Порей от души, громко расхохотался.
– Спес ента вхожа была к самой базилиссе. Как старый муж помер, вымолила она Тростейну прощенье. Верно, не един червонец заплатила. Ну, воротили нурмана на службу. А жёнка сия, верно, и поныне с им грех творит.
– Занятная повесть, – усмехнулся Любар. – Может, кой-чего в ней и понавыдумано. Но ведь не зря ж говорят люди: дыма без огня не бывает. Оно тако. Да токмо мысли мои топерича совсем не о том. Вот подлечусь я, ходить стану, а как дале бысть? Вы – далече, Тростейн мя не знает. К кому идти?
– Дак ты ступай прямь к проэдру. Так, мол, и так, молви. Поранили, укрыли добрые люди. Об Анаит не говори, ясное дело, не впутывай деву. Ну а воротишься на службу, тамо уж и смекнёшь, как дале.

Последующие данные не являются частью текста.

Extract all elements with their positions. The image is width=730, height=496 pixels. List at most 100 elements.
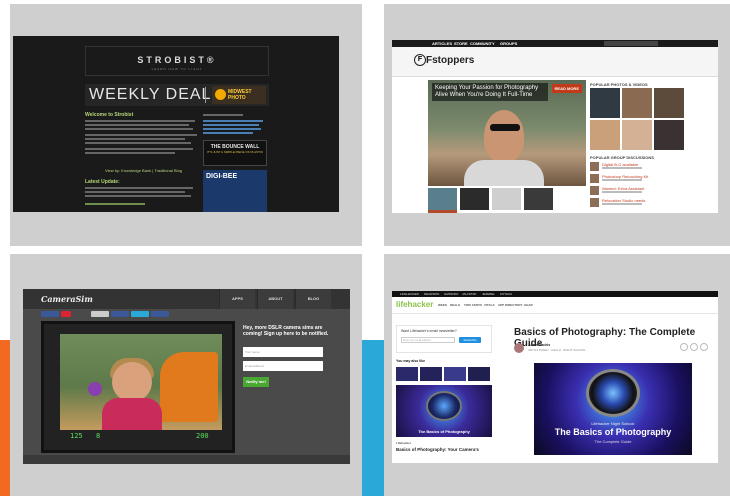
related-thumb[interactable] [396, 367, 418, 381]
topbar-link[interactable]: GIZMODO [444, 291, 458, 297]
photo-thumb[interactable] [622, 120, 652, 150]
strobist-tagline: LEARN HOW TO LIGHT [151, 67, 203, 71]
notify-button[interactable]: Notify me! [243, 377, 269, 387]
topbar-link[interactable]: JEZEBEL [482, 291, 495, 297]
nav-two-cents[interactable]: TWO CENTS [464, 303, 482, 307]
camerasim-screenshot: CameraSim APPS ABOUT BLOG 125 8 200 Hey, [23, 289, 350, 464]
thumbnail[interactable] [524, 188, 553, 210]
link-line[interactable] [203, 128, 261, 130]
related-thumb[interactable] [420, 367, 442, 381]
hero-title[interactable]: Keeping Your Passion for Photography Ali… [432, 83, 548, 101]
lifehacker-logo[interactable]: lifehacker [396, 300, 433, 309]
bounce-wall-ad[interactable]: THE BOUNCE WALL IT'S JUST A SIMPLE PIECE… [203, 140, 267, 166]
related-thumb[interactable] [468, 367, 490, 381]
share-button[interactable] [151, 311, 169, 317]
photo-thumb[interactable] [590, 120, 620, 150]
tweet-button[interactable] [131, 311, 149, 317]
share-icon[interactable] [680, 343, 688, 351]
nav-vitals[interactable]: VITALS [484, 303, 494, 307]
camerasim-logo[interactable]: CameraSim [41, 294, 93, 304]
discussion-item[interactable]: Wanted: Extra Assistant [590, 186, 710, 196]
nav-articles[interactable]: ARTICLES [432, 40, 452, 47]
related-article-title[interactable]: Basics of Photography: Your Camera's [396, 447, 492, 452]
thumbnail[interactable] [492, 188, 521, 210]
like-button[interactable] [111, 311, 129, 317]
blue-accent-bar [362, 340, 384, 496]
hero-face [484, 110, 524, 162]
fstoppers-logo[interactable]: Fstoppers [426, 55, 474, 66]
text-line [85, 191, 185, 193]
discussion-item[interactable]: Digital B-O available [590, 162, 710, 172]
camera-controls-bar[interactable] [23, 455, 350, 464]
bounce-wall-subtitle: IT'S JUST A SIMPLE PIECE OF PLASTIC [206, 150, 264, 154]
camera-lcd-screen[interactable]: 125 8 200 [41, 321, 235, 453]
hero-kicker: Lifehacker Night School: [591, 421, 635, 426]
nav-deals[interactable]: DEALS [450, 303, 460, 307]
gplus-share-button[interactable] [61, 311, 71, 317]
photo-thumb[interactable] [622, 88, 652, 118]
related-article-image[interactable]: The Basics of Photography [396, 385, 492, 437]
tab-blog[interactable]: BLOG [295, 289, 331, 309]
facebook-share-button[interactable] [41, 311, 59, 317]
link-line[interactable] [203, 120, 263, 122]
nav-app-directory[interactable]: APP DIRECTORY [498, 303, 522, 307]
topbar-link[interactable]: KOTAKU [500, 291, 512, 297]
knowledge-bank-links[interactable]: View by: Knowledge Bank | Traditional Bl… [105, 168, 182, 173]
topbar-link[interactable]: DEADSPIN [424, 291, 439, 297]
midwest-photo-logo: MIDWEST PHOTO [212, 86, 266, 104]
related-thumb[interactable] [444, 367, 466, 381]
thumbnail[interactable] [428, 188, 457, 210]
newsletter-label: Want Lifehacker's email newsletter? [401, 329, 457, 333]
newsletter-email-input[interactable]: Enter your email address [401, 337, 455, 343]
related-source: Lifehacker [396, 441, 412, 445]
weekly-deals-banner[interactable]: WEEKLY DEALS MIDWEST PHOTO [85, 84, 269, 106]
signup-text: Hey, more DSLR camera sims are coming! S… [243, 325, 329, 337]
share-button[interactable] [91, 311, 109, 317]
email-field[interactable]: Email address [243, 361, 323, 371]
digibee-ad[interactable]: DIGI-BEE [203, 170, 267, 212]
photo-thumb[interactable] [654, 120, 684, 150]
nav-week[interactable]: WEEK [438, 303, 447, 307]
link-line[interactable] [203, 124, 259, 126]
fstoppers-logo-icon[interactable]: F [414, 54, 426, 66]
signup-panel: Hey, more DSLR camera sims are coming! S… [239, 321, 345, 401]
discussion-item[interactable]: Relocation Studio needs [590, 198, 710, 208]
photo-thumb[interactable] [654, 88, 684, 118]
link-line[interactable] [203, 132, 253, 134]
topbar-link[interactable]: LIFEHACKER [400, 291, 419, 297]
comment-icon[interactable] [690, 343, 698, 351]
tab-apps[interactable]: APPS [219, 289, 255, 309]
photo-thumb[interactable] [590, 88, 620, 118]
strobist-logo[interactable]: STROBIST® LEARN HOW TO LIGHT [85, 46, 269, 76]
hero-image[interactable]: Keeping Your Passion for Photography Ali… [428, 80, 586, 186]
search-input[interactable] [604, 41, 658, 46]
article-hero-image[interactable]: Lifehacker Night School: The Basics of P… [534, 363, 692, 455]
share-icons [680, 343, 714, 353]
thumbnail[interactable] [428, 210, 457, 213]
author-avatar[interactable] [514, 343, 524, 353]
lifehacker-screenshot: LIFEHACKER DEADSPIN GIZMODO JALOPNIK JEZ… [392, 291, 718, 463]
discussion-item[interactable]: Photoshop Retouching Kit [590, 174, 710, 184]
bookmark-icon[interactable] [700, 343, 708, 351]
author-name[interactable]: Adam Dachis [528, 343, 550, 347]
text-line [85, 138, 185, 140]
text-line [85, 142, 191, 144]
strobist-sidebar: THE BOUNCE WALL IT'S JUST A SIMPLE PIECE… [203, 112, 269, 212]
latest-update-heading: Latest Update: [85, 179, 120, 185]
text-line [85, 203, 145, 205]
banner-divider [205, 87, 206, 103]
thumbnail[interactable] [460, 188, 489, 210]
name-field[interactable]: Your name [243, 347, 323, 357]
fstoppers-screenshot: ARTICLES STORE COMMUNITY GROUPS F Fstopp… [392, 40, 718, 213]
tab-about[interactable]: ABOUT [257, 289, 293, 309]
popular-groups-heading: POPULAR GROUP DISCUSSIONS [590, 155, 654, 160]
topbar-link[interactable]: JALOPNIK [462, 291, 477, 297]
related-image-caption: The Basics of Photography [418, 429, 470, 434]
nav-gear[interactable]: GEAR [524, 303, 533, 307]
nav-community[interactable]: COMMUNITY [470, 40, 495, 47]
nav-groups[interactable]: GROUPS [500, 40, 517, 47]
subscribe-button[interactable]: Subscribe [459, 337, 481, 343]
nav-store[interactable]: STORE [454, 40, 468, 47]
read-more-button[interactable]: READ MORE [551, 84, 582, 93]
gawker-topbar: LIFEHACKER DEADSPIN GIZMODO JALOPNIK JEZ… [392, 291, 718, 297]
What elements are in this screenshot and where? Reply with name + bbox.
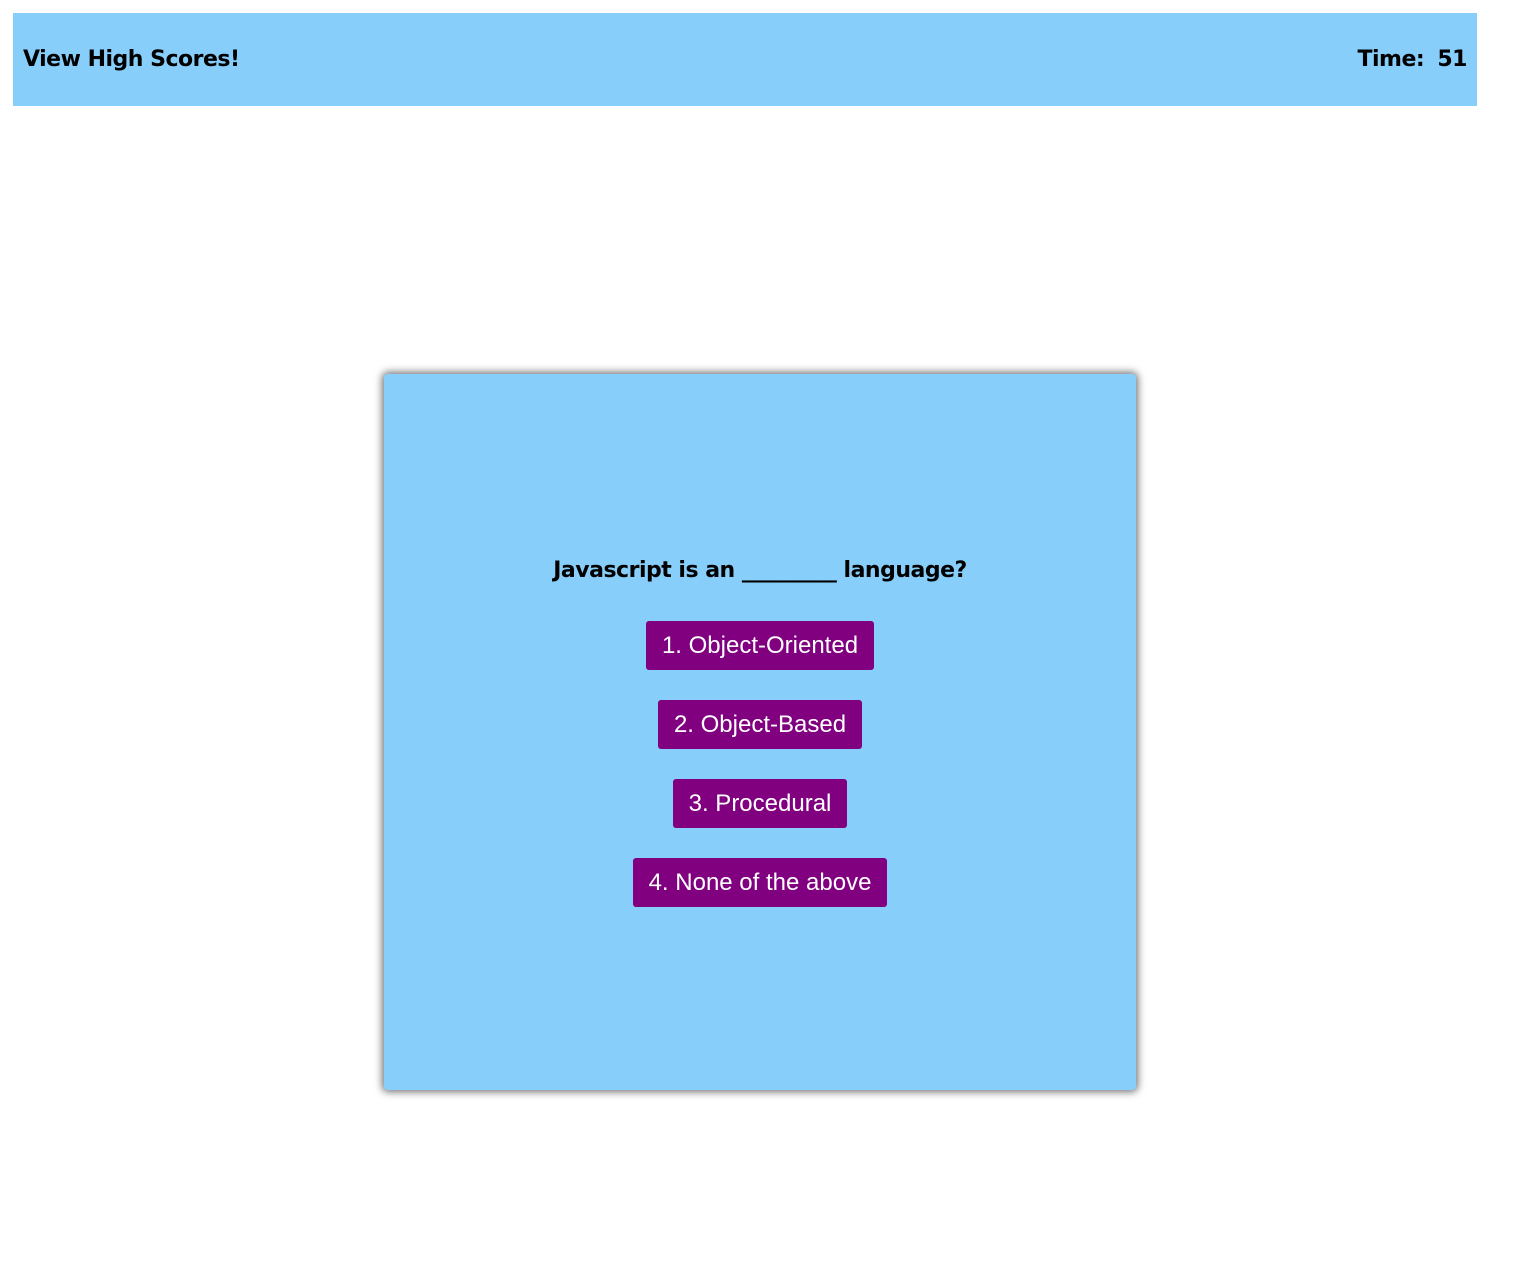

– Прав ты, друже. Спаси тя Бог за совет добрый, – поблагодарил Любар. – Тако и содею.
– Ну, ступать мне пора. Во дворец надоть. – Порей хлопнул себя по коленям и встал со скамьи. – Бывай, друже. Поправляйся. Свидимся ще.
Он обнял лежащего Любара, круто повернулся, крикнул ещё прощальное слово Анаит и бегом сбежал вниз с мраморной лестницы.
Анаит долго задумчиво смотрела на закрывшуюся за молодцем дверь. Наконец, она обернулась к Любару.
– Вы говорили на своём языке. Я слышала имя – Спес. Эта женщина приходила сюда. Она знает Катаклона. Она живёт в соседнем доме. Странно.
– Что странно? – встревожился Любар.
– Вообще-то она не спрашивала о тебе. Может, она ничего и не знает, но… Она мне показалась подозрительной. Всё вынюхивала о Катаклоне. Ну да и Господь с ней. Ты мне ответь: ты на самом деле хочешь… уехать к себе на Русь?
Любар мечтательно улыбнулся.
– Хотел, Анаит. Пока тебя не встретил. А отныне… Без тебя никуда не хочу. Порей, он прям, он правду углядел. Скажи, ответь: пойдёшь ли за меня?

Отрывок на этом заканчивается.